Could it become that “significant” move he was asked might be coming in the next few days or weeks?
“I’ve done this too long to assume that anything gets across the finish line,” said Hoyer, adding that he’s working multiple avenues and that “significant” might be in the eye of the beholder.
“I’d never assume anything’s going to get done until it’s actually done,” he said. “It’s just the nature of the business, that the miss rate’s a lot higher than the hit rate, by virtue of being in a competitive and bidding environment.”
That’s why he’s keeping “a lot of balls in the air” as he joins top executives around the game in filling out rosters on the fly in a second, sudden free agency period of the offseason launched by last week’s labor agreement after a 99-day lockout that forbid contact with free agents and trade talks with other teams.
“I think we’re just starting. We’re in the middle of it,” Hoyer said. “I think you’ll have guys rolling into camp throughout the entire spring in different camps.”
The Cubs have been linked to Suzuki, a four-time NPB All-Star in Japan and three-time Gold Glove outfielder, since the start of his free agency process in the fall — one of six teams now said to be in pursuit, including the Padres, who are considered a favorite.
Whether the Cubs land the 27-year-old Suzuki, or any other hitter, their biggest need by far is pitching, and their roster vision, per Hoyer, still leans long-term vs. a 2022 pennant push.
“Our biggest focus, candidly, has been — and we’ve said this over and over — on pitching and pitching depth,” Hoyer said. “We were always going to be focused on pitching and pitching depth, and I think that hasn’t changed.”
Except this: He needs even more now.
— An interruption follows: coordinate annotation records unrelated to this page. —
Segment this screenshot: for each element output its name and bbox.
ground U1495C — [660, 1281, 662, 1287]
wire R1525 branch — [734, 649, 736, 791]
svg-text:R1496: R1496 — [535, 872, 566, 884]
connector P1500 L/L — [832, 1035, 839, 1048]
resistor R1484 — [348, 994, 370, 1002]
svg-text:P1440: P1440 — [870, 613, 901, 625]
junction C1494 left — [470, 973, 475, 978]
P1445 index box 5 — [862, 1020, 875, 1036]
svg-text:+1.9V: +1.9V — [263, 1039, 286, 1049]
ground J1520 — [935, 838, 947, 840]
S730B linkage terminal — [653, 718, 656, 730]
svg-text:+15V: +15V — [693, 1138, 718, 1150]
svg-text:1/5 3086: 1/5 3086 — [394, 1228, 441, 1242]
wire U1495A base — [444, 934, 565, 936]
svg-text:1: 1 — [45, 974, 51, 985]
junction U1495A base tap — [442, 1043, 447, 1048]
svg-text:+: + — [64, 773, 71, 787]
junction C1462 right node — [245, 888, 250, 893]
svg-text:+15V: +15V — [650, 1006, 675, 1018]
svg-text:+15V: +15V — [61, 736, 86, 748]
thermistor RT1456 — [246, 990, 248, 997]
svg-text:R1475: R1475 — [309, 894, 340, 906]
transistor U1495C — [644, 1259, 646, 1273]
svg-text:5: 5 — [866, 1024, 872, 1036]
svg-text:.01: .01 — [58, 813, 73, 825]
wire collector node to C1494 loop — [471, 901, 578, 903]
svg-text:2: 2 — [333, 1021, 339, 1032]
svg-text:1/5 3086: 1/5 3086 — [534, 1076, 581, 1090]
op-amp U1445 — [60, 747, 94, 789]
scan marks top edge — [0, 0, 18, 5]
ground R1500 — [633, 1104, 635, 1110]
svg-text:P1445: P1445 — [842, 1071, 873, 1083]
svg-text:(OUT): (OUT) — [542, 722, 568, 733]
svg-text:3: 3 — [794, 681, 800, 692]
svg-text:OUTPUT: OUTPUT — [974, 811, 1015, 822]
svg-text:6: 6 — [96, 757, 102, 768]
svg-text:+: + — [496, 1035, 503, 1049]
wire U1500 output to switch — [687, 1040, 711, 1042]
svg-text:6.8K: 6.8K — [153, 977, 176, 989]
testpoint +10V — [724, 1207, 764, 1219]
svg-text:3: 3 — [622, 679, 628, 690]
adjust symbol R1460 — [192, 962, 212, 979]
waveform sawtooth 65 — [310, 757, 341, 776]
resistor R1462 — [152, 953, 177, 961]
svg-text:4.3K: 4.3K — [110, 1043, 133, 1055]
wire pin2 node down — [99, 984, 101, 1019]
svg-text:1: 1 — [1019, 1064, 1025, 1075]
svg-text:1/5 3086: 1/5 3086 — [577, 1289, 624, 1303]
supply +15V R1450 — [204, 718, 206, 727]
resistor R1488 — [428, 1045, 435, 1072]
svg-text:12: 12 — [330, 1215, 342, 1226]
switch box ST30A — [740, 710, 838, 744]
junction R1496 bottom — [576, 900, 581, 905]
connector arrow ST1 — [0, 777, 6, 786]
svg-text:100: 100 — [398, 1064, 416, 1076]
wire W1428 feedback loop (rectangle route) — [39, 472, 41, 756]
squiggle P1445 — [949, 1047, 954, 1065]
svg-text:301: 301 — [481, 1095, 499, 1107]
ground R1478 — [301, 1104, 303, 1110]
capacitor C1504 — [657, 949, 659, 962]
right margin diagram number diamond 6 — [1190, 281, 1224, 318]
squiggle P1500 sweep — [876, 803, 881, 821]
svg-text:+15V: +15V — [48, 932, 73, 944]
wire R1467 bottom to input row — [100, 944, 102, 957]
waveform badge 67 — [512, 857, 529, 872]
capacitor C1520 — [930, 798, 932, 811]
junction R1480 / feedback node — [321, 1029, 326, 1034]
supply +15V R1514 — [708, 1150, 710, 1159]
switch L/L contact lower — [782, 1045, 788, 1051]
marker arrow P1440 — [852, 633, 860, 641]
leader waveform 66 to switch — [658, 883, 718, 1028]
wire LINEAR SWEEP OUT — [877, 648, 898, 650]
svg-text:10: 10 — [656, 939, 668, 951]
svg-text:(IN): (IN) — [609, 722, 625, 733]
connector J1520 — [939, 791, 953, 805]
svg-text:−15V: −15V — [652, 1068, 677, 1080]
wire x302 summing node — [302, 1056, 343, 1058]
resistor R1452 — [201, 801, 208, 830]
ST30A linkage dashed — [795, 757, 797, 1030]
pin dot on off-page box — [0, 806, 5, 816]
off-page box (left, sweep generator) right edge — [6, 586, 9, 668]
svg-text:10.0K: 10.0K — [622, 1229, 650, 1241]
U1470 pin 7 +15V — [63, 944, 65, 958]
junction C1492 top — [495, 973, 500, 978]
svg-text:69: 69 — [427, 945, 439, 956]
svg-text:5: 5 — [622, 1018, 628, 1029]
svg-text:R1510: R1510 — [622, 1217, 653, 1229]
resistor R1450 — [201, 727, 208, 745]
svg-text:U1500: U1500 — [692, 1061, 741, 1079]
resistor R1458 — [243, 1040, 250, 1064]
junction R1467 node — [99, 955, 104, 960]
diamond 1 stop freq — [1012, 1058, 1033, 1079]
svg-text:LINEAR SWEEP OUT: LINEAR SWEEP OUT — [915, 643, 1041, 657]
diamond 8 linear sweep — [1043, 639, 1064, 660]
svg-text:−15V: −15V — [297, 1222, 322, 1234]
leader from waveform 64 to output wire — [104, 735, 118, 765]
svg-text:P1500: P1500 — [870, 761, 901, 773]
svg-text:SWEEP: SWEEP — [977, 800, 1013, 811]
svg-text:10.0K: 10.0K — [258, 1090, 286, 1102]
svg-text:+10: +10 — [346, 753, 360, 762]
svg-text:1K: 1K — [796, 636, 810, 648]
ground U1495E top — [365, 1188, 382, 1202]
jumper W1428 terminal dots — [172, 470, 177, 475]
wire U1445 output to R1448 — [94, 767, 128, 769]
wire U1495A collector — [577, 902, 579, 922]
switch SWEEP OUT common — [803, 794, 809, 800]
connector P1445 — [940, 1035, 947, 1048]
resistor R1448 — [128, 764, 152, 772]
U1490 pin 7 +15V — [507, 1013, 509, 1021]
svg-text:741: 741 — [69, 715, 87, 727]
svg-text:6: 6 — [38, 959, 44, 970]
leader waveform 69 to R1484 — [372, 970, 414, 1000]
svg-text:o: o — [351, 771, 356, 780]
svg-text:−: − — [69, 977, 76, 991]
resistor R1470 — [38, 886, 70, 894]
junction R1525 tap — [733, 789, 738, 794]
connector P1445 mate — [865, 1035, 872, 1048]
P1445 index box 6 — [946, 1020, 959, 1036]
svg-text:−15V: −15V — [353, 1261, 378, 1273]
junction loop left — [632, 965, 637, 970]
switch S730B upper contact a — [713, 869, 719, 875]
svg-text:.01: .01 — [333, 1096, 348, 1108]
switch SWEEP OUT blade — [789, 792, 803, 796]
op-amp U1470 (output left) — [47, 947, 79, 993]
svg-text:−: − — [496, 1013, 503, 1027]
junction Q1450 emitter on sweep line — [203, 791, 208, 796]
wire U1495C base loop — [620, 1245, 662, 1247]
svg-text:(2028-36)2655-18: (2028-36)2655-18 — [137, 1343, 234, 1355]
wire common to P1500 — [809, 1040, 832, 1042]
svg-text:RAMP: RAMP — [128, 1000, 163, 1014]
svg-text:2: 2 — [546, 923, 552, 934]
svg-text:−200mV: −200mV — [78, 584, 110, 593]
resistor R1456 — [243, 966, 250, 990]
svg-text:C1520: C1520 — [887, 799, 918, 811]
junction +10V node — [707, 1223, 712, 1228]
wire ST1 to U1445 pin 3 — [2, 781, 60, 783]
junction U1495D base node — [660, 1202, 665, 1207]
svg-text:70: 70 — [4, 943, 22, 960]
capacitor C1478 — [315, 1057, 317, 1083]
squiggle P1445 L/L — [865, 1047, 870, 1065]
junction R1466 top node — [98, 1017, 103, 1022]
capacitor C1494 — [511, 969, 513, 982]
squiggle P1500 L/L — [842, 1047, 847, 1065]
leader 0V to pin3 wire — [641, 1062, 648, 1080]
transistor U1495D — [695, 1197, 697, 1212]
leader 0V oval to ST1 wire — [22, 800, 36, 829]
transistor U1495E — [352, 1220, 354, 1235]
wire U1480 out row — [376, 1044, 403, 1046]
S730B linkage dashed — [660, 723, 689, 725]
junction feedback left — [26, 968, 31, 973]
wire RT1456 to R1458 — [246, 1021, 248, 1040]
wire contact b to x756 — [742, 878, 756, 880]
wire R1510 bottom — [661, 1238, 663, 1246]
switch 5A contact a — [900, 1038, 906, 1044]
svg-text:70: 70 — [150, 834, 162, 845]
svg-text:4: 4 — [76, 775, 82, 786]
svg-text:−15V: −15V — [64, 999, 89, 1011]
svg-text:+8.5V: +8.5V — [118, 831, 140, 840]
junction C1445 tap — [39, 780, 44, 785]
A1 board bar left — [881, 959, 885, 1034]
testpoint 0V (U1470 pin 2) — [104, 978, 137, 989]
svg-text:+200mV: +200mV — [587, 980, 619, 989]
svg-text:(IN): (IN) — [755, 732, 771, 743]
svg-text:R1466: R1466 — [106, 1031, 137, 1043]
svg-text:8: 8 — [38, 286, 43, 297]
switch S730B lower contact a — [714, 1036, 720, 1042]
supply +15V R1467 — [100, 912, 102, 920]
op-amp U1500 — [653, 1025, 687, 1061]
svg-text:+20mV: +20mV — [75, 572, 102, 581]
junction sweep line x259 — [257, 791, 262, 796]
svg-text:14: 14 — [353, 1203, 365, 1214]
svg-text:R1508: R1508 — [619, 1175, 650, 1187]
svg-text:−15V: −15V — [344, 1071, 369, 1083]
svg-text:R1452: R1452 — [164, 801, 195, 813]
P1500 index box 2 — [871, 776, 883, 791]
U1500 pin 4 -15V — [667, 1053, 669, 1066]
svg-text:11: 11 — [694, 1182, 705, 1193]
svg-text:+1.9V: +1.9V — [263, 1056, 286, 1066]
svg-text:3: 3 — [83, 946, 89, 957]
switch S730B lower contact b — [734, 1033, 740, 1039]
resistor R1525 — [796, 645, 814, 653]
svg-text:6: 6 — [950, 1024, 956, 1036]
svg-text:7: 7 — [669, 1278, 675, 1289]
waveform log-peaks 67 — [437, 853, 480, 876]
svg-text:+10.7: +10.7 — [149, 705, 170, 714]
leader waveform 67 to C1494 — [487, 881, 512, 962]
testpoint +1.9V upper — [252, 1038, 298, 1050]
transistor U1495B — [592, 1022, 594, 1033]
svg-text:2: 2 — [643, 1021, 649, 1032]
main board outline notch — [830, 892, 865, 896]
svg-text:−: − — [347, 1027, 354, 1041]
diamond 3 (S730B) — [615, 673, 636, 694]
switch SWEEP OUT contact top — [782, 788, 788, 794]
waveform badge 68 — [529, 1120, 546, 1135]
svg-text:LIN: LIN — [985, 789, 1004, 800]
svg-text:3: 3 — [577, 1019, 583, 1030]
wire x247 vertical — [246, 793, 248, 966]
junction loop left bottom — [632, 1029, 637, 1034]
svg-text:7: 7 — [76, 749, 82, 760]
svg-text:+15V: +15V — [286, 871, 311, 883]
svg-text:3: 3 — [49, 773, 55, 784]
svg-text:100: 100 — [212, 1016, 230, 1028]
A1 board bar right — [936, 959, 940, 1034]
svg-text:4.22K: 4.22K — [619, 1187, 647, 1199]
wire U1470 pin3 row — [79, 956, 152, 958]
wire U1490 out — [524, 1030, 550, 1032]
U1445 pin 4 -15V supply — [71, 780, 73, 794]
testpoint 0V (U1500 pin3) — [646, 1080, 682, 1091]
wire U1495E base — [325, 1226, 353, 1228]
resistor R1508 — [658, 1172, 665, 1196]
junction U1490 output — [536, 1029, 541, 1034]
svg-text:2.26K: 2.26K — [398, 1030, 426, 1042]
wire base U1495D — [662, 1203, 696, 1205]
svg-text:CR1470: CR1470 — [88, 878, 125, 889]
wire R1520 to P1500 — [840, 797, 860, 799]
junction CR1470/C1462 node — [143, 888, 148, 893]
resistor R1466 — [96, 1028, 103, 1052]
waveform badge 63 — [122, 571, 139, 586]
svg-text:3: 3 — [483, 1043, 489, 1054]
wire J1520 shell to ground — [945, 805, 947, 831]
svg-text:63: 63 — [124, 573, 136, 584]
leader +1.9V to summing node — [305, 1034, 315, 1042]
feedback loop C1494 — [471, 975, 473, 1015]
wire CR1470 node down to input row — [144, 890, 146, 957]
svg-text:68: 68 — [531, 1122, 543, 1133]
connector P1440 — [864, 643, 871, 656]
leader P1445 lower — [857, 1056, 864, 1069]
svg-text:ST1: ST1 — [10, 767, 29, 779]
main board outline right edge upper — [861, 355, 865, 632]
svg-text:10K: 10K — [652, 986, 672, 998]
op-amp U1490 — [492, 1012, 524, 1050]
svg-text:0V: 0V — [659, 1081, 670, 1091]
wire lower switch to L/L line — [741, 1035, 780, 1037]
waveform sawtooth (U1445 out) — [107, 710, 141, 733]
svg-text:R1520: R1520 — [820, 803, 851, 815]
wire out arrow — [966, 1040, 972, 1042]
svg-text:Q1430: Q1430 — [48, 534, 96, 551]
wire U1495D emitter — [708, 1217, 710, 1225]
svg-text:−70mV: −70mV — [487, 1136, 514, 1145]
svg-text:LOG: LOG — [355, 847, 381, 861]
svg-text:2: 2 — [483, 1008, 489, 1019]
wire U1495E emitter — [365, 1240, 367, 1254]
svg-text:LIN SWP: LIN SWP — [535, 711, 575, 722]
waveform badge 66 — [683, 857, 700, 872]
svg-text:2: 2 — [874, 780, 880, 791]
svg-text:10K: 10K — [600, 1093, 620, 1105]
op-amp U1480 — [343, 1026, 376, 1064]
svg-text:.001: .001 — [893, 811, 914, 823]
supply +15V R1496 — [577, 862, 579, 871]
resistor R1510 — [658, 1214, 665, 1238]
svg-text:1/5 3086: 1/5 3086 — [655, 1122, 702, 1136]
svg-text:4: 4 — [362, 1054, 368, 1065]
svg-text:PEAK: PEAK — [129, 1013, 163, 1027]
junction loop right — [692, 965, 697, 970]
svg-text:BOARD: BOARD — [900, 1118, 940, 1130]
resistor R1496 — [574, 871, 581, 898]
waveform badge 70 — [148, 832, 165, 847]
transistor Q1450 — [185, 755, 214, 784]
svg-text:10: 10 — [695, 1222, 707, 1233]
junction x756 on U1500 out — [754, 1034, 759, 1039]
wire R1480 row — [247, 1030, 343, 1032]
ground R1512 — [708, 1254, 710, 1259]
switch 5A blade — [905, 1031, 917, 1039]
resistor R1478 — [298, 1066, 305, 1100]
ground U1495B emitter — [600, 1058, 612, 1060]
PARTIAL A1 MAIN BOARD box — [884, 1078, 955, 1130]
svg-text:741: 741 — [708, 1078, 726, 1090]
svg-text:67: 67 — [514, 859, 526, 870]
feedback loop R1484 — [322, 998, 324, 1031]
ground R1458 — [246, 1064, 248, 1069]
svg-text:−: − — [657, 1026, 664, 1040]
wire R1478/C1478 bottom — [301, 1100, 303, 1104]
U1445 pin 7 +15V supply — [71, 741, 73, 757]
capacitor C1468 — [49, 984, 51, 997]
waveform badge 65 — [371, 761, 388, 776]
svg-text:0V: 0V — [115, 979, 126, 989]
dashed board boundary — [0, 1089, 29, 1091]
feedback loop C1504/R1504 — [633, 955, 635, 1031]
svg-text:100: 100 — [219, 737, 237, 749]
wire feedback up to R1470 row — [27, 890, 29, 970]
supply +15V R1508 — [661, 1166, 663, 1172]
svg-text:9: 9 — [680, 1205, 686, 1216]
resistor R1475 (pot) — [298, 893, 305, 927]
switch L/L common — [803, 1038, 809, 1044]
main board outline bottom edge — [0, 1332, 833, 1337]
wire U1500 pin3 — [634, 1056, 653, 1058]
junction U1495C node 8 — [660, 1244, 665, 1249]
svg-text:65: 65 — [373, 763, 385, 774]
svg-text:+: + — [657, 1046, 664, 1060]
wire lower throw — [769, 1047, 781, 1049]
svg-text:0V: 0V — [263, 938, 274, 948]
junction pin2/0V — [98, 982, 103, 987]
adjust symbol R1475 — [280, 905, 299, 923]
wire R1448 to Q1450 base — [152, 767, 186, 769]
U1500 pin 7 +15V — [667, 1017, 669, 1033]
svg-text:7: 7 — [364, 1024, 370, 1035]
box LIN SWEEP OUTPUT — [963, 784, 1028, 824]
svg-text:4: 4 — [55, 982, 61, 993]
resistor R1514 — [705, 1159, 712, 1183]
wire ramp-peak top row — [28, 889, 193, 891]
A lot more.
The need heated up significantly in recent weeks with the shoulder “tightness” that figures to sideline back-end starter Adbert Alzolay for a matter of months into the season and the Tommy John surgery key reliever Codi Heuer had that puts him out for the year.
At least they have a shortstop. The Andrelton Simmons signing over the weekend covered the most significant infield need, to hear Hoyer describe the four-time Gold Glove winner and his capable young middle infield pair of Nico Hoerner and Nick Madrigal.
But the Suzuki meeting offered a glimpse into wide-ranging roster holes that Hoyer has spent hours of iPhone juice trying to fill in recent days — specifically whether he’s comfortable with his position-player group as it stands now.
“Probably not,” he said. “Honestly, we’re going to keep adding. Not that we’re not comfortable with the players we have — we have a lot of really good players — but we’re going to continue to look to add.
“That’s not a knock on the guys here, but we have open spots, and we’ll continue to add.”
For example, the Cubs have only two outfielders in camp who have spent even a full season on an active big-league roster, and one of those — Ian Happ — is rehabbing a minor elbow surgery that could limit his defensive time as a precaution early in the season.
As Crash Davis might say during a well-attended mound visit, Hoyer’s “dealing with a lot of [stuff].”
With little time to get it done.
“I think there’s a lot of urgency, but I also think, rightfully, that a lot of players want to get the right deal,” said Hoyer, adding he’s also working on trade talks but couldn’t predict whether he’d pull off any.
What’s certain, he said: “We’re going to add a lot more players. There’s no question about that.”